Thomas said the real issue for the city is the traffic lights in residential areas, since state highways, like those that run along Broad Street and Highland Avenue, are maintained with state funds.

With that in mind, the city approved the expenditure of public works funds to purchase the new boxes, which cost $5,700 a piece, but nothing has been done to install the new boxes since their arrival in June.

Thomas said the hold-up appears to be in the Public Works Department, under the direction of Steven Hendricks, which is responsible for organizing the various moving parts required to install the new switch boxes and the hardware connected with them.

Because the new boxes are computer operated, it will likely require expertise currently lacking in the city’s Public Works Department, which has only two employees, as well as the installation of new power poles and other accessories.

For this reason, Hendricks is supposed to be the one working with Alabama Power to get the new switch boxes installed.

Further, Thomas noted, the Alabama Department of Transportation (ALDOT) has offered to send someone to assist in the installation but, again, such cooperative action requires oversight and organization on the part of the Public Works Department.

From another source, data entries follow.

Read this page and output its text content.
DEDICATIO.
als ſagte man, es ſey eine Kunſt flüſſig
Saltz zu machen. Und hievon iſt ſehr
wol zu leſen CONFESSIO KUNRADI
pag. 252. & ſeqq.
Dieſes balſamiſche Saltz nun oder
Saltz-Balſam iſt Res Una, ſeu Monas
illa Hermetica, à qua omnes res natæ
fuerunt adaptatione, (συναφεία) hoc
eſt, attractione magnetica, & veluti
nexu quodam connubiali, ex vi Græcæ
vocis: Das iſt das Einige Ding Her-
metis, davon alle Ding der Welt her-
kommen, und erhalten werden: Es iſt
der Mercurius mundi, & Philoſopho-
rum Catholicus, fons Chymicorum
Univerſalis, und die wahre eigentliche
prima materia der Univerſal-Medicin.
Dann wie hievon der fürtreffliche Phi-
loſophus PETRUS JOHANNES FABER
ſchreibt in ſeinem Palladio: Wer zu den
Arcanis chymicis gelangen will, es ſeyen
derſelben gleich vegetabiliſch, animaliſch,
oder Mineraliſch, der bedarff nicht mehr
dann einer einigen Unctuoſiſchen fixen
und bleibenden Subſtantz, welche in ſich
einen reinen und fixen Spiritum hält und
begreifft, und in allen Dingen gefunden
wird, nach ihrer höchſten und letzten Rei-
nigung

“It’s going to have to be done right,” Thomas said. “This didn’t just start – this has been on priority for some time. If we have to bring in somebody else then we need to bring whoever we need to to get these lights working in the city.”

But Thomas said the traffic light problem won’t end with the installation of 10 new switch boxes, noting that areas throughout the city are suffering from traffic light outages and many of those areas will require the installation of new lights.

“Some people have had accidents,” Thomas said. “Public safety has got to be our number one issue. It’s time for us to put new boxes in – some places need new traffic lights, but we’ve got to get the lights working first.”

For Thomas, the ongoing confusion at city intersections and the delay in addressing that confusion is not the only source of frustration – despite the council’s support for the measure and her dogged pursuit of seeing the new boxes installed, Thomas continues to hear from frustrated and angry constituents hoping to see the problem solved.

For her part, Thomas asserts that the council has done all that it can by approving the expenditure and ensuring that the new hardware arrived in the city – beyond that, the council must rely on city hall and city department heads to see the project through to completion.

“The citizens are entitled to know,” Thomas said. “It’s not us – the council has done their job. We voted to get the boxes, the boxes are here and the person doing them needs some help.”

That person is Ledell Tenner, an employee in the Public Works Department  who receives work directives from Hendricks and who Thomas describes as a man in poor health, wholly unable to tackle to work at hand on his own.

Thomas plans to take matters into her own hands in the coming days by reaching out to Alabama Power and ALDOT to begin the process of turning on the lights and restoring calm to traffic in neighborhoods across the city.

The Public Works Department could not be reached for comment.